Recent scholarship on Bergson's Two Sources has taken a closer, more critical look at his distinction between open and closed society, as well as his remarks about so-called primitive peoples. Mark William Westmoreland's "Bergson, Colonialism, and Race" examines several recent approaches for coming to terms with the legacy of racism and imperialism in Bergson's work. Westmoreland identifies three different approaches to confronting this legacy: some scholars read Bergson through the lens of his influence on the Négritude movement as a resource for opposing Eurocentric conceptions of reason and civilization; others take Bergson to task for the racism apparent in his discussion of civilized and primitive peoples; and still others seek a balance between owning up to the problematic assumptions underlying this distinction, on the one hand, and acknowledging his critical stance toward essentialist and exclusionary thinking, on the other. Westmoreland gives a good indication of the complexity of the current debate between scholars like Donna Jones, who attack Bergson's philosophy as a dangerous form of racist vitalism, and Messay Kebede and Souleymane Diagne, who champion the Bergsonism of postcolonial thinkers like Léopold Senghor and Muhammed Iqbal.
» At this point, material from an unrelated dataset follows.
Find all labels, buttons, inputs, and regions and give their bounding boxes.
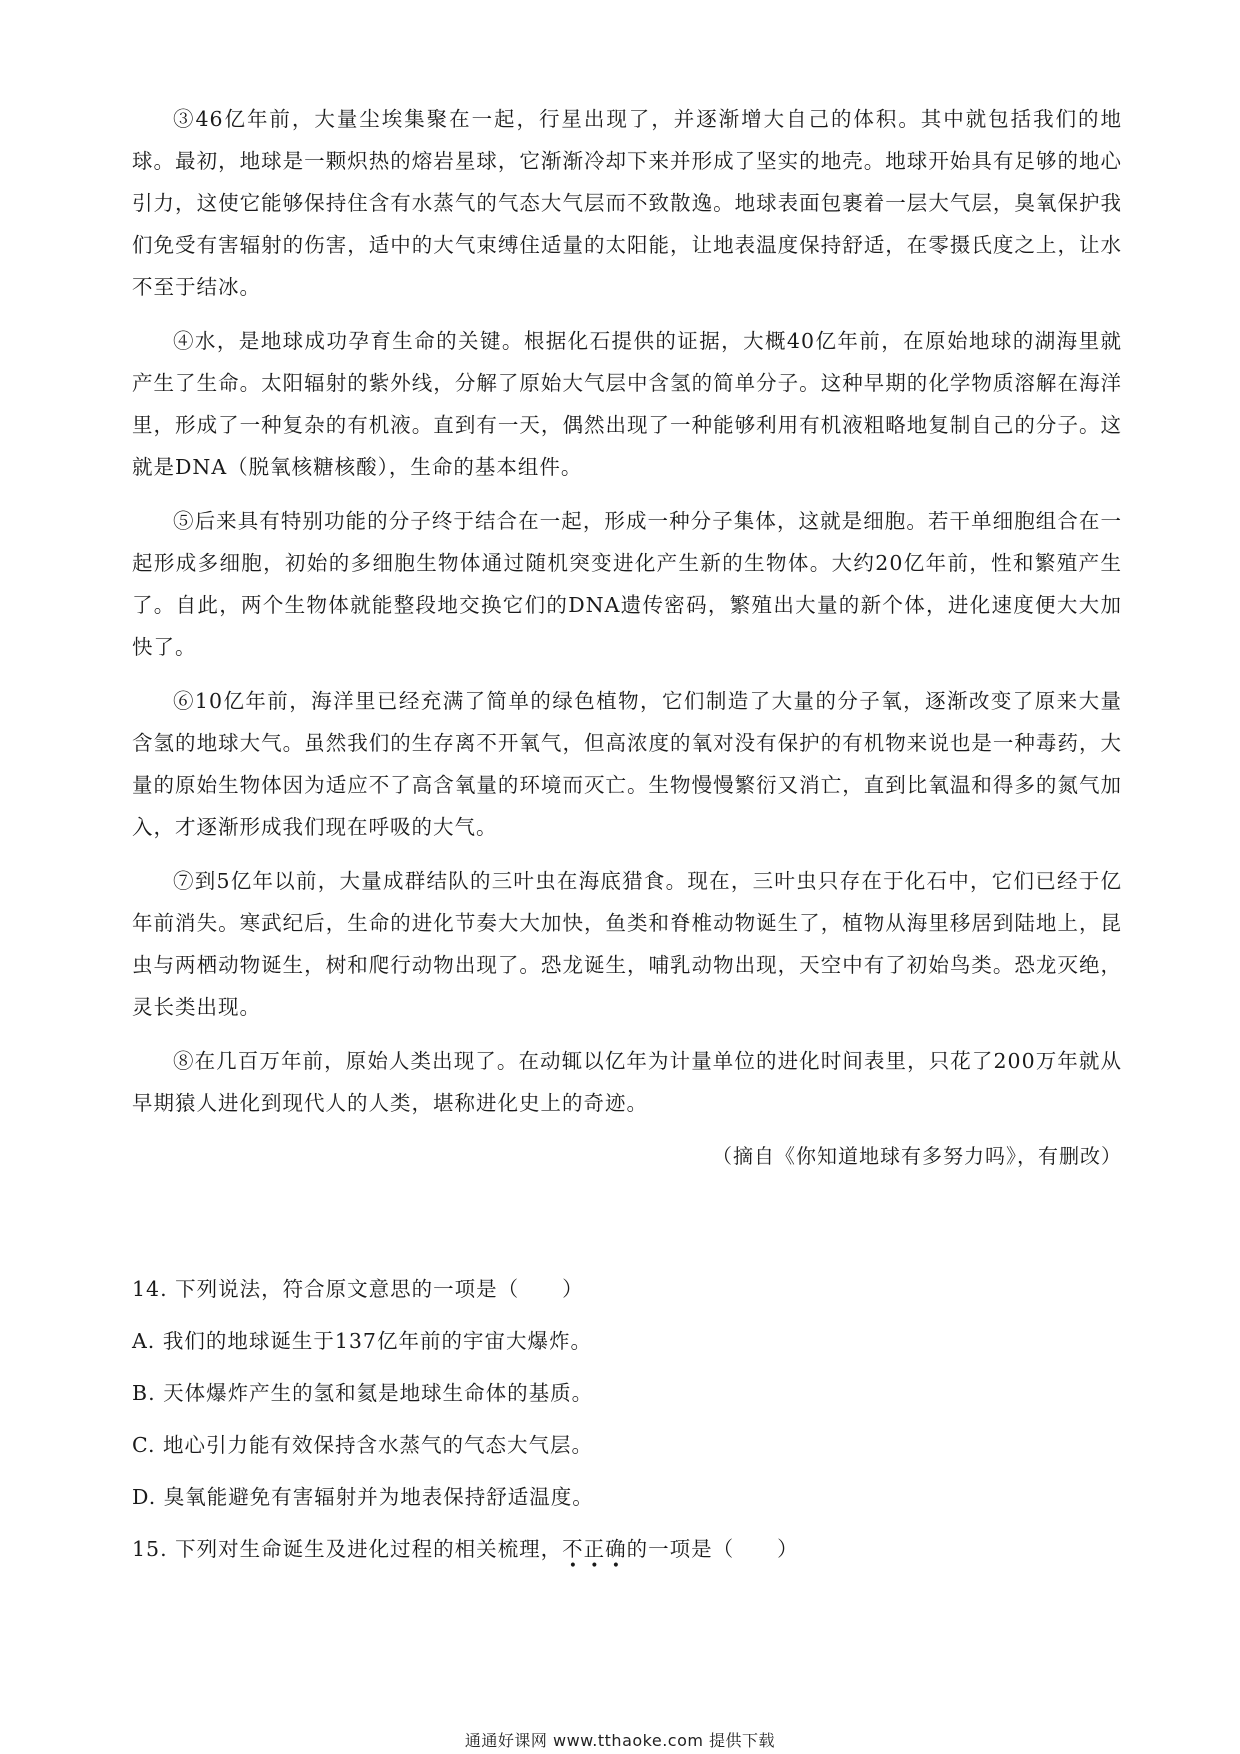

Westmoreland joins Alia Al-Saji in seeking to defend Bergson from unfair misrepresentations of his thought while holding him accountable for perpetuating racist stereotypes and being insufficiently critical of colonialism.

The role of mysticism in Bergson's thought continues to be the subject of debate as well. In "Bergson's Philosophy of Religion," Nils F. Schott tackles the question of how Bergson understands the specifically religious element in religion. Building on Jankélévitch's groundbreaking Henri Bergson (which he recently translated), Schott aims to show how the concept of conversion illuminates Bergson's approach to religion. He focuses on the central chapters of Two Sources, where Bergson presents static religion as life's answer to the isolating and paralyzing effects of intelligence, and dynamic religion as the expression of mystical experience and the ideal of love in action. Schott traces the concept of conversion through Bergson's corpus, up to the point where he describes a conversion of the will produced by the creative emotion of mysticism. Schott interprets this conversion as a qualitative change which, in Bergson's own case, was not a sudden illumination but a gradual process. He concludes with the interesting suggestion that Bergson's choice not to convert to Catholicism as an expression of solidarity with Jewish people signifies a conversion without the traditional trappings.

This collection is extremely thought-provoking and an excellent resource for scholars as well as students already familiar with his work. The amount of attention to The Two Sources of Morality and Religion helps to compensate for past neglect of that book, but the cost is that Bergson's earliest works receive little attention. Most of the essays enrich the reader's understanding of Bergson by approaching his work with a very specific philosophical topic or area in mind, which enables the contributors to draw interesting connections among his works. Most importantly, the essays revive or initiate conversations with a great assemblage of thinkers -- not just the usual suspects -- whose ideas may help to complete, correct, and improve on Bergson's own.